According to the Court, in order for the second condition to be met, the dispute should have an identifiable link to the subject matter of the Treaty. The Court confirmed the existence of such a link in this case by reference to the beneficial effect on the EU internal market (established through the Treaties) of the mitigation of double taxation. If not addressed through, for example, conventions between Member States, double taxation resulting from the exercise in parallel by Member States of their powers to tax may have the effect of rendering less attractive the exercise of the freedoms of movement provided for in the TFEU.
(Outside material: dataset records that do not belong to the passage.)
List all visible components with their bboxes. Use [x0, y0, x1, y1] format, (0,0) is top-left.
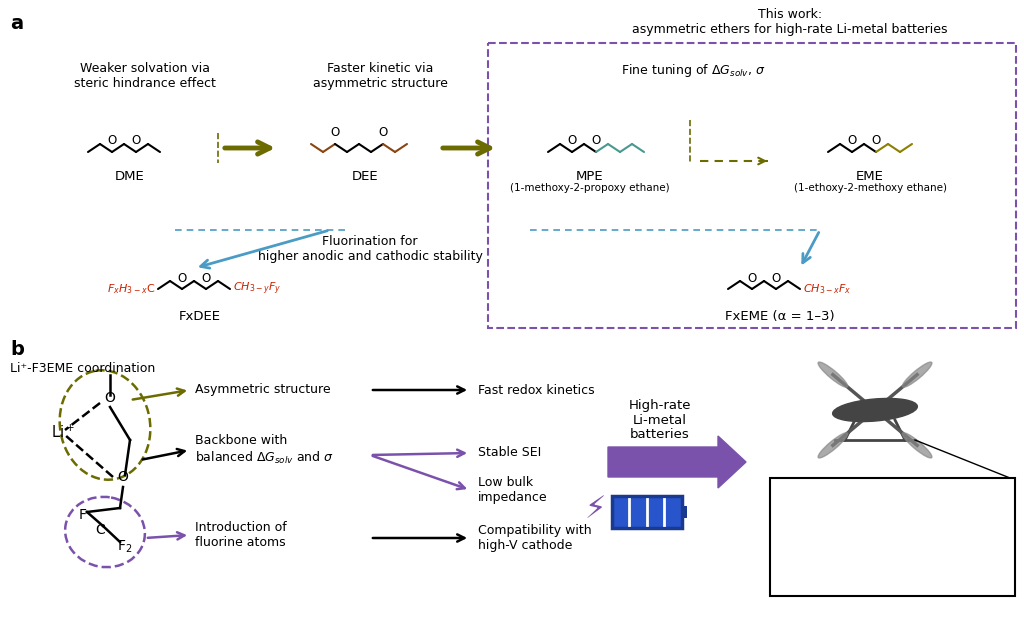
Bar — [488, 43, 1016, 328]
FancyBboxPatch shape — [770, 478, 1015, 596]
Text: MPE: MPE — [577, 170, 604, 183]
Text: ✓  Higher C-rate (high power density): ✓ Higher C-rate (high power density) — [778, 510, 989, 520]
Text: $CH_{3-y}F_y$: $CH_{3-y}F_y$ — [233, 281, 282, 297]
Text: Li$^+$: Li$^+$ — [51, 424, 75, 440]
Text: Faster kinetic via
asymmetric structure: Faster kinetic via asymmetric structure — [312, 62, 447, 90]
Text: High-rate
Li-metal
batteries: High-rate Li-metal batteries — [629, 399, 691, 442]
Ellipse shape — [902, 433, 932, 458]
Text: a: a — [10, 14, 24, 33]
Text: Asymmetric structure: Asymmetric structure — [195, 384, 331, 396]
Text: F: F — [79, 508, 87, 522]
Text: Introduction of
fluorine atoms: Introduction of fluorine atoms — [195, 521, 287, 549]
Text: (1-methoxy-2-propoxy ethane): (1-methoxy-2-propoxy ethane) — [510, 183, 670, 193]
Text: O: O — [177, 272, 186, 285]
Text: $F_xH_{3-x}$C: $F_xH_{3-x}$C — [106, 282, 155, 296]
Ellipse shape — [818, 433, 848, 458]
Text: C: C — [95, 523, 104, 537]
Text: ✓  Higher energy density: ✓ Higher energy density — [778, 556, 919, 566]
Text: O: O — [748, 272, 757, 285]
Text: O: O — [202, 272, 211, 285]
Text: FxDEE: FxDEE — [179, 310, 221, 323]
Text: EME: EME — [856, 170, 884, 183]
Ellipse shape — [818, 362, 848, 388]
Text: ⚡: ⚡ — [585, 495, 605, 525]
Bar — [612, 496, 682, 528]
Text: $CH_{3-x}F_x$: $CH_{3-x}F_x$ — [803, 282, 852, 296]
Text: O: O — [771, 272, 780, 285]
Text: O: O — [871, 135, 881, 148]
Text: O: O — [131, 135, 140, 148]
Text: O: O — [379, 126, 388, 140]
Text: ✓  Fast charging: ✓ Fast charging — [778, 534, 869, 544]
Ellipse shape — [833, 399, 918, 422]
Bar — [682, 506, 687, 518]
Text: This work:
asymmetric ethers for high-rate Li-metal batteries: This work: asymmetric ethers for high-ra… — [632, 8, 948, 36]
Text: O: O — [108, 135, 117, 148]
Text: O: O — [592, 135, 601, 148]
Text: Low bulk
impedance: Low bulk impedance — [478, 476, 548, 504]
Text: Stable SEI: Stable SEI — [478, 447, 542, 460]
Text: O: O — [104, 391, 116, 405]
Text: F$_2$: F$_2$ — [117, 539, 132, 555]
Text: Fluorination for
higher anodic and cathodic stability: Fluorination for higher anodic and catho… — [258, 235, 482, 263]
Ellipse shape — [902, 362, 932, 388]
Text: Weaker solvation via
steric hindrance effect: Weaker solvation via steric hindrance ef… — [74, 62, 216, 90]
Text: O: O — [567, 135, 577, 148]
Text: Compatibility with
high-V cathode: Compatibility with high-V cathode — [478, 524, 592, 552]
FancyArrow shape — [608, 436, 746, 488]
Text: Fast redox kinetics: Fast redox kinetics — [478, 384, 595, 396]
Text: DEE: DEE — [351, 170, 378, 183]
Text: b: b — [10, 340, 24, 359]
Text: O: O — [118, 470, 128, 484]
Text: DME: DME — [115, 170, 144, 183]
Text: O: O — [848, 135, 857, 148]
Text: FxEME (α = 1–3): FxEME (α = 1–3) — [725, 310, 835, 323]
Text: Backbone with
balanced $\Delta G_{solv}$ and $\sigma$: Backbone with balanced $\Delta G_{solv}$… — [195, 434, 334, 466]
Text: Li⁺-F3EME coordination: Li⁺-F3EME coordination — [10, 362, 156, 375]
Text: (1-ethoxy-2-methoxy ethane): (1-ethoxy-2-methoxy ethane) — [794, 183, 946, 193]
Text: Fine tuning of $\Delta G_{solv}$, $\sigma$: Fine tuning of $\Delta G_{solv}$, $\sigm… — [621, 62, 765, 79]
Text: O: O — [331, 126, 340, 140]
Text: Battery requirements for eVTOL: Battery requirements for eVTOL — [778, 488, 968, 501]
As regards the third condition, the Court observed that the application made before it was not based on an arbitration clause addressing this dispute specifically, but rather under the general terms of Article 25(5) of the Convention, which contains a clause that requires the two parties to submit unresolved disputes to the CJEU for arbitration under Article 273 TFEU. However, the Court noted that, in light of the objective of Article 273 TFEU, giving Member States a means to resolve their disputes related to the subject matter of the Treaties, there is no reason for the Member States concerned not to agree in advance on the referral of a potential dispute to the CJEU. The Court therefore concluded that it has jurisdiction to rule in the dispute brought before it by the two Member States.

Regarding the substance of the case, the Court concluded that the phrase ‘income from debt-claims with participation in profits’ used in the Convention must be interpreted autonomously in the context of international law and not by reference to the national law of the source State.
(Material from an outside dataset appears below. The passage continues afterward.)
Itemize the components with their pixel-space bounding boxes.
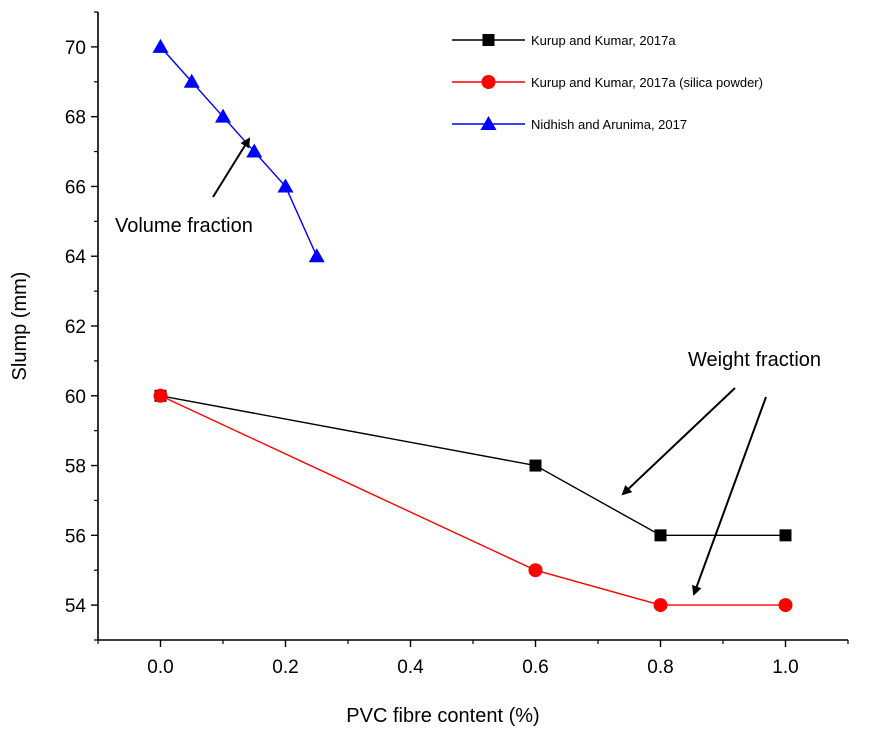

In its assessment of the meaning of the disputed term, the Court noted that ‘debt-claims with participation in profits’ normally confer entitlement to remuneration that varies with the debtor’s profits, as is the case for the three types of financial instruments listed as examples in Article 11(2) of the Convention: profit-sharing bonds, which are generally defined as obligations that give the holder the right to a portion of the debtor’s profit (in addition to a fixed income component), profit-participating loans, which are characterized by a basic interest rate, supplemented by interest linked to the amount of the issuer’s profit and income of a ‘silent partner’, by definition entitled to a share in profits.
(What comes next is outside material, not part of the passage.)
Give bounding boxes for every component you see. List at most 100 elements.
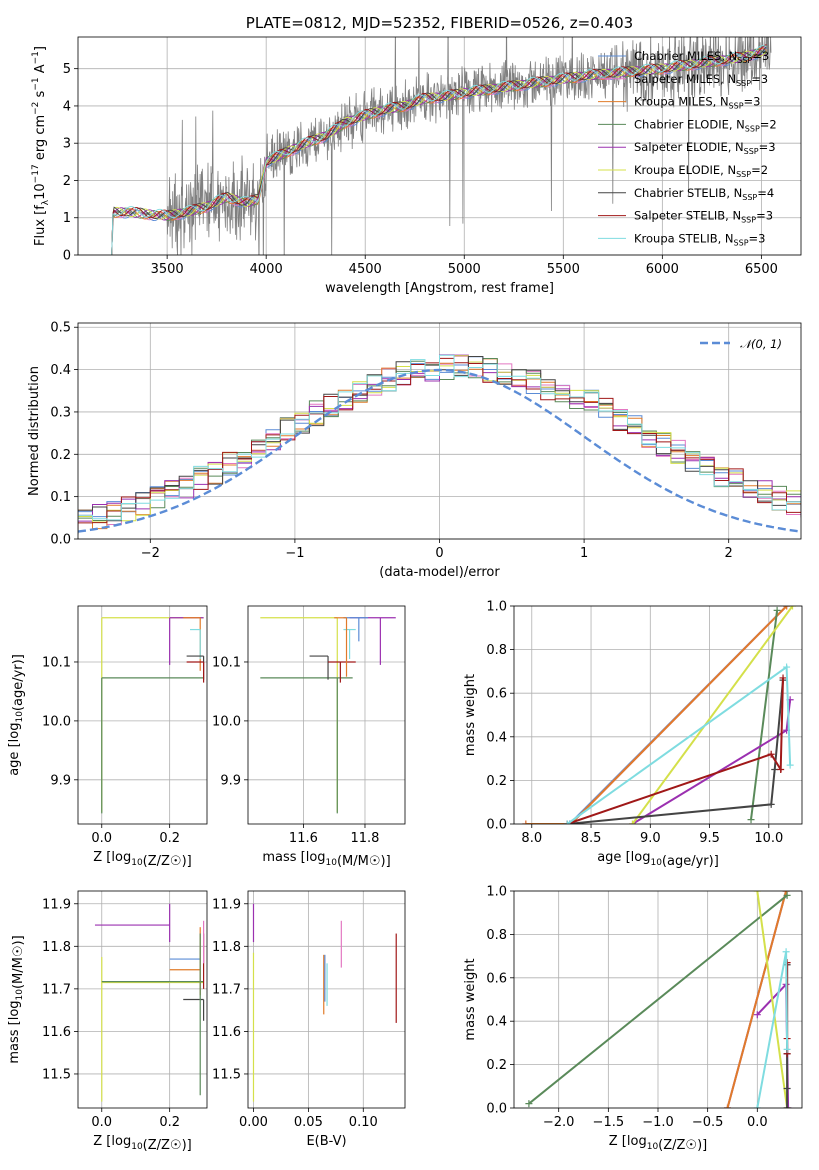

The Court further noted that Article 11(2) is a derogation from the general principle expressed in Article 11(1) of the Convention and therefore that the disputed phrase must be interpreted strictly. The CJEU observed that the instruments at issue confer an entitlement to remuneration calculated on the basis of a fixed percentage of the nominal value of the certificates and is independent of the amount of profit made by the issuer. The fact that the annual payment of interest is subject to the existence of profits does not imply that the lender is entitled to a share in the debtor’s profits. The Court therefore concluded that the concept of ‘income from debt-claims with participation in profits’ within the meaning of Article 11(2) of the Convention must be interpreted as excluding certificates such as those at issue in the dispute brought before it.

EU Tax Centre comment

The CJEU decision is in line with the AG’s Opinion summarized in ETF 322 (PDF 308 KB). As mentioned there, this is the first time the arbitration procedure contained in Article 273 TFEU has been used to resolve a dispute between two Member States and the Court’s clarifications regarding the conditions for triggering its jurisdiction are welcome. However, the Court noted that the information available to it does not allow for a decision on the reciprocal claims by the two parties regarding reimbursement of taxes wrongfully levied. The two Member States will have to agree on the outcome of the Court’s decision by cooperating in good faith.